Subscribers of Adobe’s Creative Cloud suite are being asked to keep vigilant against phishing emails that may be linked to a breach of customer data. The company confirmed that the personal information of about seven million users had been left openly exposed online for nearly a week. Adobe Creative Cloud is a single login system that Adobe uses for clients to get access to programs such as Photoshop, Premiere, and Lightroom, among others.

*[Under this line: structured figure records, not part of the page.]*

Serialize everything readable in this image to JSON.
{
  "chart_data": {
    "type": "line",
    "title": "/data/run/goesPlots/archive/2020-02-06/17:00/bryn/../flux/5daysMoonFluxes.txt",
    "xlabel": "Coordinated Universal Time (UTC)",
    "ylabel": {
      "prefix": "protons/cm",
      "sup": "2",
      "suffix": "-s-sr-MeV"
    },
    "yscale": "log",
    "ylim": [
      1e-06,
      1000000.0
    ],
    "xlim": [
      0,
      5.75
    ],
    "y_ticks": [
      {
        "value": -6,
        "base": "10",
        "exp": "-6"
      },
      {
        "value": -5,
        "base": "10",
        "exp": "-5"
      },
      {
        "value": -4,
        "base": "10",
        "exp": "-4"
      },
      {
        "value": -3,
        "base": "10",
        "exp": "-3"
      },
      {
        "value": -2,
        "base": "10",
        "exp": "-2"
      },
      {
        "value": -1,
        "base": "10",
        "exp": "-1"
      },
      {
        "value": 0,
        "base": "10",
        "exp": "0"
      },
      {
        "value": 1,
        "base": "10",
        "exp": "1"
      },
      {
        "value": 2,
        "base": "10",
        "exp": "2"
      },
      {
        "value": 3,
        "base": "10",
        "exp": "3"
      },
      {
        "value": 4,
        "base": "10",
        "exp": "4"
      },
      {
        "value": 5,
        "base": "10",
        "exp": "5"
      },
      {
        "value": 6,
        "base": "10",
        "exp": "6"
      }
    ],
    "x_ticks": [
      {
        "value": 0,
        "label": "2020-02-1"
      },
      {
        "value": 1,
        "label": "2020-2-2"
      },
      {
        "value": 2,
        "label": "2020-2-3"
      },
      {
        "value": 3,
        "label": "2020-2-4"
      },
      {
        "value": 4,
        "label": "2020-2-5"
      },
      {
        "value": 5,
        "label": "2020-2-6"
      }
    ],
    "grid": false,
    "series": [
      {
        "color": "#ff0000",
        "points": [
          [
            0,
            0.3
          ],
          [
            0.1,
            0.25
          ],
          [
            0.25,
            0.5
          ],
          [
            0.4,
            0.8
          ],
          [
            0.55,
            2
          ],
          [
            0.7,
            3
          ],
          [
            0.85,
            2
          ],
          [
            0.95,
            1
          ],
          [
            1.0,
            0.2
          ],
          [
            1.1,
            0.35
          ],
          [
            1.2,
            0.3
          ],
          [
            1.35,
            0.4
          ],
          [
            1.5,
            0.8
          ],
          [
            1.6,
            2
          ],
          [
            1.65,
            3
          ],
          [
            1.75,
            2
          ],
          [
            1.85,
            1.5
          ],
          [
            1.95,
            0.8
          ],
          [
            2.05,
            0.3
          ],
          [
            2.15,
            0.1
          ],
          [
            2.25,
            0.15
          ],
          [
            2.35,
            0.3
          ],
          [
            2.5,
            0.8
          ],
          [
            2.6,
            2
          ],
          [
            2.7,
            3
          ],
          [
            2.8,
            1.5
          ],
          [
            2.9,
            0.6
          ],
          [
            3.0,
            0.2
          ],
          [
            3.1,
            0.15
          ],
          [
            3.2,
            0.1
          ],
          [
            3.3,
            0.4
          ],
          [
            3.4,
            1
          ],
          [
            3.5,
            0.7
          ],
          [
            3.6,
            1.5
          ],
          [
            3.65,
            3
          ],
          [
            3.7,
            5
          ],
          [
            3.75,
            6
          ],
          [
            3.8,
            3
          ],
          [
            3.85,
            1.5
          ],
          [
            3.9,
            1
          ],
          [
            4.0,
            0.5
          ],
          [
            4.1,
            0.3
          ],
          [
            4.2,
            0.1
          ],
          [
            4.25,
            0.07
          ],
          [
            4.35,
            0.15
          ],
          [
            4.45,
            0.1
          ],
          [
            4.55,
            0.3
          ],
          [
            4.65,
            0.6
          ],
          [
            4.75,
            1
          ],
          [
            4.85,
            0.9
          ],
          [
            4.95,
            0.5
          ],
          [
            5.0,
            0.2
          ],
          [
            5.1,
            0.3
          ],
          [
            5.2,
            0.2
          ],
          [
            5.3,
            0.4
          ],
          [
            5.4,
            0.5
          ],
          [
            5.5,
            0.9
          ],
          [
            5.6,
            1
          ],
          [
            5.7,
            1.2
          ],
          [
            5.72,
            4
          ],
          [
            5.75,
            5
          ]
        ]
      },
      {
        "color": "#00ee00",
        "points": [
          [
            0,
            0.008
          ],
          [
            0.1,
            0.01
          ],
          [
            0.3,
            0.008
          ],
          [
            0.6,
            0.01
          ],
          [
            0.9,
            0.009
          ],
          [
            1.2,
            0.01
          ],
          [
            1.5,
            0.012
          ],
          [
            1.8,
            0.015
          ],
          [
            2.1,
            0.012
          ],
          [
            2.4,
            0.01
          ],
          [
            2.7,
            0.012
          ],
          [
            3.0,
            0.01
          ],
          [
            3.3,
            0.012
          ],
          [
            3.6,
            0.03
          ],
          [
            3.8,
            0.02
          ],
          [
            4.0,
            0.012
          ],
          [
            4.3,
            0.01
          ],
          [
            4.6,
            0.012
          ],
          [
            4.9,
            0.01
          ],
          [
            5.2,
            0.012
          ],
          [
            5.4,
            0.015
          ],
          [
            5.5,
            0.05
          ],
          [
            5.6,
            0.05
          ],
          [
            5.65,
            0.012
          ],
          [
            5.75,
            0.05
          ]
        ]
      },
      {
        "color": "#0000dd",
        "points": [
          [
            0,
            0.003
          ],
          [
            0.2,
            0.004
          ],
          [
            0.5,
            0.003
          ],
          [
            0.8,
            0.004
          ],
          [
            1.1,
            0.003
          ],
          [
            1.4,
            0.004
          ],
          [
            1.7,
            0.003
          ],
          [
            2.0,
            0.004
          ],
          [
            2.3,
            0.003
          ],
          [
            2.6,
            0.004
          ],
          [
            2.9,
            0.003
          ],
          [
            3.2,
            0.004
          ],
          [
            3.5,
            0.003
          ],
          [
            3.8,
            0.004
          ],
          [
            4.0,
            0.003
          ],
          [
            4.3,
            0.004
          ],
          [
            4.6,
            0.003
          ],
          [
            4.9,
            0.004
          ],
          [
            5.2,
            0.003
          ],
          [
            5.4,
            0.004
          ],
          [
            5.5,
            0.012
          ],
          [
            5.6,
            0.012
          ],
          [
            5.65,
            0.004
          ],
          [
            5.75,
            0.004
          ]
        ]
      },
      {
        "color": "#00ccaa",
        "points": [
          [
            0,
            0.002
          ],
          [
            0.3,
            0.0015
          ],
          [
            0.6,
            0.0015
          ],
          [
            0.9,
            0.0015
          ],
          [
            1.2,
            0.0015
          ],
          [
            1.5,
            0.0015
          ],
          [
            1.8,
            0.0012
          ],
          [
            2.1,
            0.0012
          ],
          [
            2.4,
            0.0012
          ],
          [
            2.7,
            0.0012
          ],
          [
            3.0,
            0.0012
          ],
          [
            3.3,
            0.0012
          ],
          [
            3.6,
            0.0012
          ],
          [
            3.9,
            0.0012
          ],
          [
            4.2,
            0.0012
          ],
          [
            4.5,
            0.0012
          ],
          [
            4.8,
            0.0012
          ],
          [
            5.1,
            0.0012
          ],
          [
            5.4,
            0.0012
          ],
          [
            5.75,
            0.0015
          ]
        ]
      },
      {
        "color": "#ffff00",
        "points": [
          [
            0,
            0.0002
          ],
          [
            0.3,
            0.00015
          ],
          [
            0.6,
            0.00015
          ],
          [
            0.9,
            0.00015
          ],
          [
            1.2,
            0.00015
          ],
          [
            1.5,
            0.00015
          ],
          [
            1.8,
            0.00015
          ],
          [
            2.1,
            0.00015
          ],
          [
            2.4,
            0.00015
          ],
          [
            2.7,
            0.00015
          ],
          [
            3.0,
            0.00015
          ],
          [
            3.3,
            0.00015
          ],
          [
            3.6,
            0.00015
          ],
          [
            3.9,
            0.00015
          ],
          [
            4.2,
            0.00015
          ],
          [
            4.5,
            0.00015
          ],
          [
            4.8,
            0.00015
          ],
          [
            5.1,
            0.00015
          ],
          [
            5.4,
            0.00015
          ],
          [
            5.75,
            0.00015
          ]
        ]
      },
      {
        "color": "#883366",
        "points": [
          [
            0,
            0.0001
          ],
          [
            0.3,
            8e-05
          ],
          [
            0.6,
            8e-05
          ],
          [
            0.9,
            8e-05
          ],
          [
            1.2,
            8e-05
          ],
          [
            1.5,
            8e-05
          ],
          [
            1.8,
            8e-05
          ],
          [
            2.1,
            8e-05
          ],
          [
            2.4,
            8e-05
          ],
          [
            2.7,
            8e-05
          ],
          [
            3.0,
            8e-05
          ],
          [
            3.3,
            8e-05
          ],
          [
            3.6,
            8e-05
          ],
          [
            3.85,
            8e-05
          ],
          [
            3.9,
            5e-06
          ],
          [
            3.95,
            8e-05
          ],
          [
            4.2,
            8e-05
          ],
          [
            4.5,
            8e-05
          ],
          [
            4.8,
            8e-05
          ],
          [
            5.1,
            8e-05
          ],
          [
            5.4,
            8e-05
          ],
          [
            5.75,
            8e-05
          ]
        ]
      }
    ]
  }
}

The data leak was brought to the company’s attention by a UK-based tech firm called Comparitech, and it was notable that the information was available to be accessed without any security at all.
Extensive Exposed Data
The data that was compromised included usernames and email addresses for users along with country location and the date on which they created their Adobe accounts. The company outlined that payment information and passwords were not part of the breach, and so users don’t need to worry about their finances or accounts being compromised. While the data isn’t that sensitive in terms of what it offers to hackers, it can be valuable for phishing scams. Adobe has reminded affected users to remain vigilant against these schemes.
The data remains openly exposed for a week, but there is, as yet, no substantial evidence that third-party users accessed it. The breach is the second largest that has happened to Adobe since the company instituted user accounts. The first breach occurred in 2013 and resulted in the loss of information of over 38 million users. That breach was far more severe, as the hackers also managed to obtain payment information for users.
Keeping the Customers Informed
In a move that should be emulated, Adobe immediately reached out to affected consumers and informed them of the situation. On the company’s web page, they accept responsibility for the leak but underscore that no sensitive information such as passwords and payment information were taken. Finally, to allay any fears that the breach would affect their systems, the company reassured consumers that they would be able to use adobe systems as usual. The offense should serve as a warning to Adobe to take more care in securing their online data.